Goggles in hand and with my reef shoes on, I went to the water’s edge.
I swam out, partway to the buoy, and even then, neither of the men had raised their head or moved. Treading water, I calmed myself, then dove down and kicked toward the tunnel that I now knew was of a length I could swim through, with an air pocket I could use. This was not foolhardy, just me satisfying an inexorable itch.I had to know.
A section of the tether of the drone looped partly into the depths, being slowly pushed by the surging currents, and I took care to avoid it. I reached the entry and kept going, methodically pulling myself through. Without the panic, with the reflections of that star of sunlight flickering through the tunnel, I could see some of the walls and almost enjoy this. I kept going past where my lungs were yelling,fuck this, go back. I reached the end wall, and leaped upward, kicking off the stone and likely bruising my foot. I shot from the water, dragged in a few huge lungfuls, and when I was recovered, I realized I barely had enough light to find that portrait.
The sunlight coming down through the hole was not enough.
Wait, my eyes might adjust if I waited a minute?
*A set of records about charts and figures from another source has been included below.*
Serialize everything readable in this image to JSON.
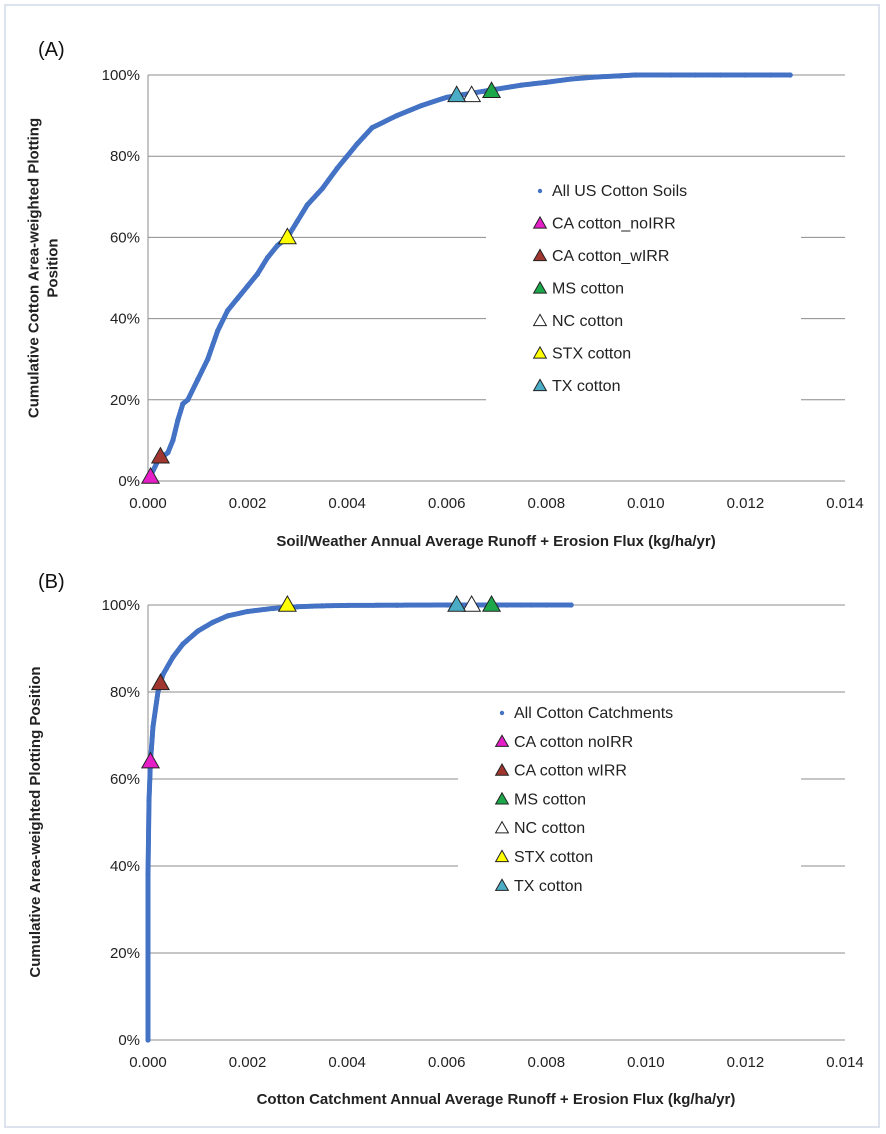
{
  "figure": {
    "panels": [
      "(A)",
      "(B)"
    ]
  },
  "chart_data": [
    {
      "panel_label": "(A)",
      "type": "scatter",
      "xlabel": "Soil/Weather Annual Average Runoff + Erosion Flux (kg/ha/yr)",
      "ylabel": "Cumulative Cotton Area-weighted Plotting Position",
      "xlim": [
        0,
        0.014
      ],
      "ylim": [
        0,
        1
      ],
      "x_ticks": [
        "0.000",
        "0.002",
        "0.004",
        "0.006",
        "0.008",
        "0.010",
        "0.012",
        "0.014"
      ],
      "y_ticks": [
        "0%",
        "20%",
        "40%",
        "60%",
        "80%",
        "100%"
      ],
      "grid": "horizontal",
      "legend": "right",
      "series": [
        {
          "name": "All US Cotton Soils",
          "marker": "dot",
          "color": "#4472c4",
          "x": [
            0.0,
            0.0002,
            0.0004,
            0.0005,
            0.0006,
            0.0007,
            0.0008,
            0.001,
            0.0012,
            0.0014,
            0.0016,
            0.0018,
            0.002,
            0.0022,
            0.0024,
            0.0026,
            0.0028,
            0.003,
            0.0032,
            0.0035,
            0.0038,
            0.004,
            0.0042,
            0.0045,
            0.005,
            0.0055,
            0.006,
            0.0065,
            0.007,
            0.0075,
            0.008,
            0.0085,
            0.009,
            0.0095,
            0.0098,
            0.0105,
            0.011,
            0.0115,
            0.012,
            0.0125,
            0.0129
          ],
          "y": [
            0.0,
            0.05,
            0.07,
            0.1,
            0.15,
            0.19,
            0.2,
            0.25,
            0.3,
            0.37,
            0.42,
            0.45,
            0.48,
            0.51,
            0.55,
            0.58,
            0.6,
            0.64,
            0.68,
            0.72,
            0.77,
            0.8,
            0.83,
            0.87,
            0.9,
            0.925,
            0.945,
            0.955,
            0.965,
            0.975,
            0.982,
            0.99,
            0.995,
            0.998,
            1.0,
            1.0,
            1.0,
            1.0,
            1.0,
            1.0,
            1.0
          ]
        },
        {
          "name": "CA cotton_noIRR",
          "marker": "triangle",
          "color": "#e61ec8",
          "x": [
            5e-05
          ],
          "y": [
            0.01
          ]
        },
        {
          "name": "CA cotton_wIRR",
          "marker": "triangle",
          "color": "#a0362f",
          "x": [
            0.00025
          ],
          "y": [
            0.06
          ]
        },
        {
          "name": "MS cotton",
          "marker": "triangle",
          "color": "#1ca84a",
          "x": [
            0.0069
          ],
          "y": [
            0.96
          ]
        },
        {
          "name": "NC cotton",
          "marker": "triangle",
          "color": "#ffffff",
          "x": [
            0.0065
          ],
          "y": [
            0.95
          ]
        },
        {
          "name": "STX cotton",
          "marker": "triangle",
          "color": "#ffff00",
          "x": [
            0.0028
          ],
          "y": [
            0.6
          ]
        },
        {
          "name": "TX cotton",
          "marker": "triangle",
          "color": "#4bacc6",
          "x": [
            0.0062
          ],
          "y": [
            0.95
          ]
        }
      ]
    },
    {
      "panel_label": "(B)",
      "type": "scatter",
      "xlabel": "Cotton Catchment Annual Average Runoff + Erosion Flux (kg/ha/yr)",
      "ylabel": "Cumulative Area-weighted Plotting Position",
      "xlim": [
        0,
        0.014
      ],
      "ylim": [
        0,
        1
      ],
      "x_ticks": [
        "0.000",
        "0.002",
        "0.004",
        "0.006",
        "0.008",
        "0.010",
        "0.012",
        "0.014"
      ],
      "y_ticks": [
        "0%",
        "20%",
        "40%",
        "60%",
        "80%",
        "100%"
      ],
      "grid": "horizontal",
      "legend": "right",
      "series": [
        {
          "name": "All Cotton Catchments",
          "marker": "dot",
          "color": "#4472c4",
          "x": [
            0.0,
            0.0,
            2e-05,
            5e-05,
            0.0001,
            0.0002,
            0.0003,
            0.0005,
            0.0007,
            0.001,
            0.0013,
            0.0016,
            0.002,
            0.0025,
            0.003,
            0.0035,
            0.004,
            0.005,
            0.006,
            0.0065,
            0.007,
            0.0072,
            0.0075,
            0.0077,
            0.008,
            0.0085
          ],
          "y": [
            0.0,
            0.38,
            0.55,
            0.64,
            0.72,
            0.8,
            0.84,
            0.88,
            0.91,
            0.94,
            0.96,
            0.975,
            0.985,
            0.992,
            0.996,
            0.998,
            0.999,
            0.9995,
            1.0,
            1.0,
            1.0,
            1.0,
            1.0,
            1.0,
            1.0,
            1.0
          ]
        },
        {
          "name": "CA cotton noIRR",
          "marker": "triangle",
          "color": "#e61ec8",
          "x": [
            5e-05
          ],
          "y": [
            0.64
          ]
        },
        {
          "name": "CA cotton wIRR",
          "marker": "triangle",
          "color": "#a0362f",
          "x": [
            0.00025
          ],
          "y": [
            0.82
          ]
        },
        {
          "name": "MS cotton",
          "marker": "triangle",
          "color": "#1ca84a",
          "x": [
            0.0069
          ],
          "y": [
            1.0
          ]
        },
        {
          "name": "NC cotton",
          "marker": "triangle",
          "color": "#ffffff",
          "x": [
            0.0065
          ],
          "y": [
            1.0
          ]
        },
        {
          "name": "STX cotton",
          "marker": "triangle",
          "color": "#ffff00",
          "x": [
            0.0028
          ],
          "y": [
            1.0
          ]
        },
        {
          "name": "TX cotton",
          "marker": "triangle",
          "color": "#4bacc6",
          "x": [
            0.0062
          ],
          "y": [
            1.0
          ]
        }
      ]
    }
  ]
}
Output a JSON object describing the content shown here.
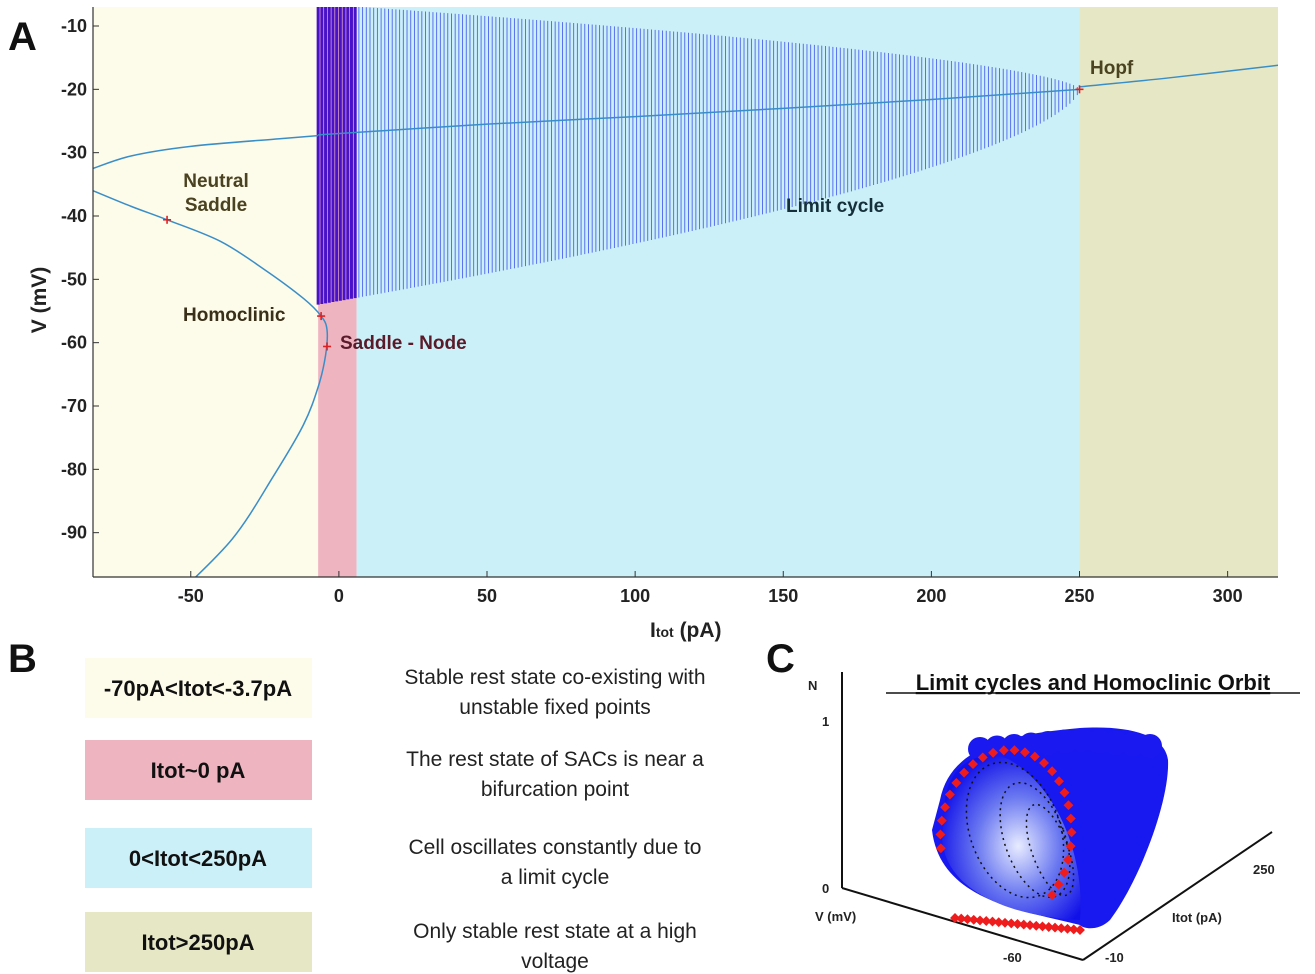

I pulled my goggles onto my forehead and tried sitting in this claustrophobic hole beneath tons of earth for a few more minutes, until I thought my eyes had had time to adjust.
So dark in this hollow. I stared around me, trying not to imagine strange things waiting for me to move. There was nothing else in here that was alive, but if I couldn’t find the way out…
I shut that down. I propped my hands on the stone and took slow breaths. I could and would get out of here once I was done.